あたしとおんなじで隠し事できない性格だし、顔に出るじゃん。

「いや…。アイツは相当なタヌキだよ。とても富美子に探れるような相手じゃないと思うな…。多分、絶対に自分の本性なんて見せないって」

「そうかもしれないけど…。でも!このままじゃ絶対ダメだって!後で悔やんで欲しくないの…。あの時、言っておけばよかったって。そうならないって…言い切れる?」

富美子の言葉には妙な説得力があった。

あたしはそこまで言ってくれる富美子に、一か八か氷メガネの件を任せてみようと気持ちが動いた。
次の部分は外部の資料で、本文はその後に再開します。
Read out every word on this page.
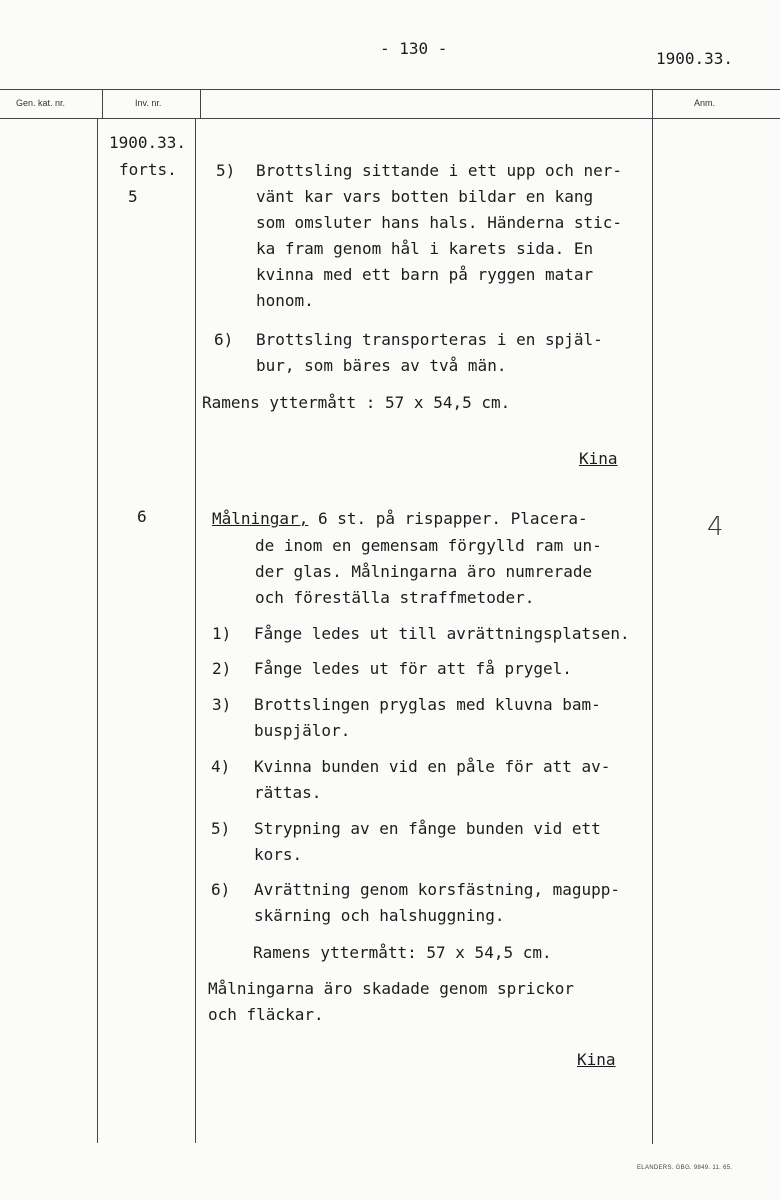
- 130 -
1900.33.
Gen. kat. nr.	Inv. nr.	Anm.
1900.33.
forts.
5
6
5) Brottsling sittande i ett upp och ner-
vänt kar vars botten bildar en kang
som omsluter hans hals. Händerna stic-
ka fram genom hål i karets sida. En
kvinna med ett barn på ryggen matar
honom.
6) Brottsling transporteras i en spjäl-
bur, som bäres av två män.
Ramens yttermått : 57 x 54,5 cm.
Kina
Målningar, 6 st. på rispapper. Placera-
de inom en gemensam förgylld ram un-
der glas. Målningarna äro numrerade
och föreställa straffmetoder.
1) Fånge ledes ut till avrättningsplatsen.
2) Fånge ledes ut för att få prygel.
3) Brottslingen pryglas med kluvna bam-
buspjälor.
4) Kvinna bunden vid en påle för att av-
rättas.
5) Strypning av en fånge bunden vid ett
kors.
6) Avrättning genom korsfästning, magupp-
skärning och halshuggning.
Ramens yttermått: 57 x 54,5 cm.
Målningarna äro skadade genom sprickor
och fläckar.
Kina
4
ELANDERS. GBG. 9849. 11. 65.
富美子に氷メガネの携帯の番号を教えるのはどうかなと考えて相談すると、富美子は支社に直接電話すると言った。


そして再び富美子から連絡があったのは、二人で会った日の三日後だった。

あたしにとっては長すぎる三日だった…。
何回も富美子に電話して途中経過を教えてもらおうかとも思ったけど、さすがに恥ずかしくて出来なかった。

とにかく氷メガネがなんて言ったのか早く聞きたい気持ちの方が強かった。

すぐにこの前のカフェであたしは富美子と落ち合った。
席に座るや否や話を聞き出そうとするあたしに、富美子が笑いながら言った。